The publication WO 2010/009 966 A1 describes an electromagnetic actuating device for a hydraulic control valve of a camshaft adjusting device. This adjusting device has an armature and a first and a second magnet yoke, each of which has a cup-shaped geometry. The first and the second magnet yoke are situated one after the other and in such a way that their open ends face each other. In this instance, the two magnet yokes keep an axial distance to each other so that a ring-shaped air gap is formed between the magnet yokes. Moreover, the two magnet yokes radially inside delimit at least one armature chamber in which the armature is accommodated in an axially movable manner. At a first axial end section of the cylindrical armature facing the first magnet yoke, an axially projecting stop sleeve is inserted into a centric through-hole of the armature, with the aid of which an axial adhesion of the armature to the first magnet yoke is preventable. With the aid of a sliding ring accommodated in a ring groove of the armature, the first axial end section of the armature is radially mounted at an inner circumferential surface of the first magnet yoke. In a second end section of the cylindrical armature directed away from the first end section, a plunger is attached in a through-hole. This plunger is axially movably accommodated in a sliding sleeve and by its free end acts upon an actuator piston of the hydraulic control valve. The sliding sleeve is attached in a coaxial hole within the base of the second cup-shaped magnet yoke.

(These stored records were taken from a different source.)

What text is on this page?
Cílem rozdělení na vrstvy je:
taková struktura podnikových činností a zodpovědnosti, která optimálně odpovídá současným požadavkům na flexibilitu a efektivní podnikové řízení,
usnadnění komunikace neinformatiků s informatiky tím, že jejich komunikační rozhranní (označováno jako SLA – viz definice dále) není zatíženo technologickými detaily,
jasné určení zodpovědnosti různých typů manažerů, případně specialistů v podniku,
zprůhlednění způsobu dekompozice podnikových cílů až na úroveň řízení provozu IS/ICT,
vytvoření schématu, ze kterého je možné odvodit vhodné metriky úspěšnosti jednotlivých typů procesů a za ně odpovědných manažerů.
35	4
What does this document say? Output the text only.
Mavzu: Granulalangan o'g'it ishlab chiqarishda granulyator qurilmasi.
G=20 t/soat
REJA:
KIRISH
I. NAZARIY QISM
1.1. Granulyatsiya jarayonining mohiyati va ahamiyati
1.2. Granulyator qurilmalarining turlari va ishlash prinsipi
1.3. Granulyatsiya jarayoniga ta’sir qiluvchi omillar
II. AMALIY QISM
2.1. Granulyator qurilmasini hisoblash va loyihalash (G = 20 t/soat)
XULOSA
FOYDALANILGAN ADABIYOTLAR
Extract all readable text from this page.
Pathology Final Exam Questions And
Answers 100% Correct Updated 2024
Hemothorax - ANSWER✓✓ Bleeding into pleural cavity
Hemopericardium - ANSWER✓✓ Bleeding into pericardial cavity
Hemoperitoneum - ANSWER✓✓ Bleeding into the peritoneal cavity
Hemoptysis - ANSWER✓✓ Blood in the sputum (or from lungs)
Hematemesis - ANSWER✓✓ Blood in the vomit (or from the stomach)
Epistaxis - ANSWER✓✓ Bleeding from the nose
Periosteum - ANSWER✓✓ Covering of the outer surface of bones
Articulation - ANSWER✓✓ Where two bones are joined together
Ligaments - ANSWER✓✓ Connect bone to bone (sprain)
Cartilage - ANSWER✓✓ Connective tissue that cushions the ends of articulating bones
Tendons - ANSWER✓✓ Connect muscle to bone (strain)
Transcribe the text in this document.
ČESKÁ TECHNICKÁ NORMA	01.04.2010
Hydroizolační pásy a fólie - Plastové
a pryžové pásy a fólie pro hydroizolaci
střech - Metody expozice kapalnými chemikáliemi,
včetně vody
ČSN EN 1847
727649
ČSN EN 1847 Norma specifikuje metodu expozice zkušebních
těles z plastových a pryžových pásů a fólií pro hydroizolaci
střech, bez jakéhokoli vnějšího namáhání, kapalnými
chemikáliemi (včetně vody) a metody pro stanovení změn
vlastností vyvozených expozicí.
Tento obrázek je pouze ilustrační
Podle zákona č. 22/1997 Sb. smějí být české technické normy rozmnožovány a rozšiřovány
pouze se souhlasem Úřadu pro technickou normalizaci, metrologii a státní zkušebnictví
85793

As a result, the armature is axially on both sides radially mounted in the armature chamber.
Even though this electromagnetic actuating device is quite advantageously constructed, it still has the disadvantage that, in order to prevent the axial adhesion of the armature to the base of the first cup-shaped magnet yoke, a stop sleeve is attached at the armature and a sliding ring is situated in a ring groove of the armature for radially mounting the armature in the armature chamber. Moreover, the sliding ring causes an enlargement of the necessary radial installation space of the actuating device, and the sliding ring may have disadvantageous production-related dimensional deviations. Furthermore, the sliding ring enlarges a comparably large radial, parasitic air gap within the electromagnetic actuating device.